Où vivent les retraité·es aujourd’hui ? En couple ou seul·es ?
La tendance vers les ménages d’une seule personne ne concerne plus uniquement les femmes. En Suisse alémanique, la proportion d’hommes âgés vivant seuls est passée de 16 à 37% au cours des 20 dernières années. Par ailleurs, les appartements adaptés aux personnes âgées et d’autres formes d’habitat intermédiaire (des structures à mi-chemin entre le domicile et l’établissement médico-social), continuent de gagner en importance. Même les personnes de plus de 85 ans vivent aujourd’hui plus souvent à domicile ou dans de nouvelles formes d’habitat (p. ex. appartements adaptés aux personnes âgées). En conséquence, l’âge d'entrée dans les maisons de retraite et les établissements médico-sociaux a augmenté, tandis que la durée de séjour dans ces établissements a diminué.
« Un environnement jugé problématique a tendance à entraîner un repli sur le logement privé. Pour réduire l’isolement social il est essentiel de bien concevoir l’environnement construit - espaces communautaires, cafés, marchés aux puces - et d’effectuer un travail de proximité pour l’accompagnement. »
Quel rôle jouent l’environnement et le quartier ?

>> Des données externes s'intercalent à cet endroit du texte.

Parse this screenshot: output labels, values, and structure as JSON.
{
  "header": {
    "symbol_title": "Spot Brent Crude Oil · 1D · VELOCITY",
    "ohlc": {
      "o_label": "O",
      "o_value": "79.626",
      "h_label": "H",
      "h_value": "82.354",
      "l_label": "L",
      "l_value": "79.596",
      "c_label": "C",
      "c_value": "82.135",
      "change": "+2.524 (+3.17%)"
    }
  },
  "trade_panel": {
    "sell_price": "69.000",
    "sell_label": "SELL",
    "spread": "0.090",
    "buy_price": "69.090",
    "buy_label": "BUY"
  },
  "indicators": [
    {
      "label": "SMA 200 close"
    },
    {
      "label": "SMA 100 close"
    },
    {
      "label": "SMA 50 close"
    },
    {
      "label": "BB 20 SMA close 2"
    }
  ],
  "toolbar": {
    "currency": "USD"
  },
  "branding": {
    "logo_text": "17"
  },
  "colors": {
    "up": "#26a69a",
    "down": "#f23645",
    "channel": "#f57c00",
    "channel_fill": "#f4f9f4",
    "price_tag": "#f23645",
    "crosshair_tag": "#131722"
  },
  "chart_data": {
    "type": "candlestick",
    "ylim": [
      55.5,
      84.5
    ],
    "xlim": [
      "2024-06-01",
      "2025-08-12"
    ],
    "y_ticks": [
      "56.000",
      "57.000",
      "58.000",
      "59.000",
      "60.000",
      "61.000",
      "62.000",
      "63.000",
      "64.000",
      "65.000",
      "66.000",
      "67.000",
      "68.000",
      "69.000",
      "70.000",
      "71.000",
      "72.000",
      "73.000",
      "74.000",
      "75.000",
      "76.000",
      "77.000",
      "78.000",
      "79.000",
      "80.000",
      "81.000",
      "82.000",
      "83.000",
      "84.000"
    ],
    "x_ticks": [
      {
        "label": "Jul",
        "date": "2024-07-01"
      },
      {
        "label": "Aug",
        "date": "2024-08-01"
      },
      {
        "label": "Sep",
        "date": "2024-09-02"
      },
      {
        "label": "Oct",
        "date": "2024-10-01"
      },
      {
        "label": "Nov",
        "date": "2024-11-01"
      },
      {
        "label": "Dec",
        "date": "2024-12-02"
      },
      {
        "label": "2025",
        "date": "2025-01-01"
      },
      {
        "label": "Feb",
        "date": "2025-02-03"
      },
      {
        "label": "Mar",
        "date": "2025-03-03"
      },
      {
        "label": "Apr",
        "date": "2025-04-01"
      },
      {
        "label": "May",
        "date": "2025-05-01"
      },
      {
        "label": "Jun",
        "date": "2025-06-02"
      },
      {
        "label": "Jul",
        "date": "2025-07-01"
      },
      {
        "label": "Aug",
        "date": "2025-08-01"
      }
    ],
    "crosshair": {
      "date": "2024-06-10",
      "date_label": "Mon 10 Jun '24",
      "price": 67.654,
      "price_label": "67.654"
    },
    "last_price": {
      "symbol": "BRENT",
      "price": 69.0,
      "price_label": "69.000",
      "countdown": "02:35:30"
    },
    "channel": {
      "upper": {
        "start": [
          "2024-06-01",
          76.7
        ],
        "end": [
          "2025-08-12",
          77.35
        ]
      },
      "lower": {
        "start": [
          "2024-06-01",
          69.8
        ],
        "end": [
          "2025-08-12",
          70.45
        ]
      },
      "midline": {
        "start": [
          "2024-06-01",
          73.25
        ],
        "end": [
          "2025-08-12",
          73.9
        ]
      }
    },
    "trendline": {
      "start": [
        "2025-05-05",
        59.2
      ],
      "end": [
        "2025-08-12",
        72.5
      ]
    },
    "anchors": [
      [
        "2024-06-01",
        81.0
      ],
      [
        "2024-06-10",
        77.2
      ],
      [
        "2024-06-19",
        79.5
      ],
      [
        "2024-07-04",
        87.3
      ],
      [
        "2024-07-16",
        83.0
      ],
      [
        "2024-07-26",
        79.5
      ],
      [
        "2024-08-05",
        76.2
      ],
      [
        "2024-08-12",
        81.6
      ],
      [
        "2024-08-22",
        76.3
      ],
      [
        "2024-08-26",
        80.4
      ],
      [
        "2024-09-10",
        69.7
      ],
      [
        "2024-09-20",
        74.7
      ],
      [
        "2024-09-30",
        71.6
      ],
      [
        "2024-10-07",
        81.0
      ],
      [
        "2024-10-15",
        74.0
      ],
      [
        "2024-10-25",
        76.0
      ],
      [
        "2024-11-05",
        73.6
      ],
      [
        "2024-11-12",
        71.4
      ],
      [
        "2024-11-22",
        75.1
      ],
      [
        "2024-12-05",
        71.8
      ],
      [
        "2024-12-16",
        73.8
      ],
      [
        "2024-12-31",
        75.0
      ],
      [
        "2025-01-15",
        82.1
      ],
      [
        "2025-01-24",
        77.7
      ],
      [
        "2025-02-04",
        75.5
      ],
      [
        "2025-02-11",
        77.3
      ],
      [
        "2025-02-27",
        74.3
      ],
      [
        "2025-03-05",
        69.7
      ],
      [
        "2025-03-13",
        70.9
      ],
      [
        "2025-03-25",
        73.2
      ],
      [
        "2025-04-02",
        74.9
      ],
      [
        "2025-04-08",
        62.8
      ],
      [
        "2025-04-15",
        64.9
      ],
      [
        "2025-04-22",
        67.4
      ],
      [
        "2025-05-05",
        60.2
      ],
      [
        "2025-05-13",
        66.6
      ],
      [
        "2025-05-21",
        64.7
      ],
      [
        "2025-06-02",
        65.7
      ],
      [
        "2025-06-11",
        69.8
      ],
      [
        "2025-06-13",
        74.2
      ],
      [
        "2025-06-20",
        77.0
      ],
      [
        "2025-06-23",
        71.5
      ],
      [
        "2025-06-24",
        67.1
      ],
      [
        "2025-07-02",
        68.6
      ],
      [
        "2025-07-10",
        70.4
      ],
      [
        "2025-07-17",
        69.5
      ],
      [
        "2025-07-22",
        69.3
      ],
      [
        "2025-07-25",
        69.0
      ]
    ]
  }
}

Les personnes âgées se déclarent globalement très satisfaites de leur environnement résidentiel et s’y sentent très attachées, malgré le manque partiel d’infrastructures, en particulier dans les zones rurales. Que ce soit en ville ou à la campagne, elles souhaitent rester dans leur quartier même à un âge avancé. La qualité des interactions avec le voisinage influence particulièrement ce degré de satisfaction. De plus, un lien a été établi entre la qualité de l’environnement résidentiel et l’intégration sociale. Un environnement jugé problématique a tendance à entraîner un repli sur le logement privé, ce qui augmente le risque d’isolement social chez les personnes âgées. Pour réduire l’isolement social et la solitude, il est essentiel de bien concevoir l’environnement construit avec des espaces dévolus aux rencontres (espaces communautaires, cafés, marchés aux puces, etc.) et d’effectuer un travail de proximité pour l’accompagnement.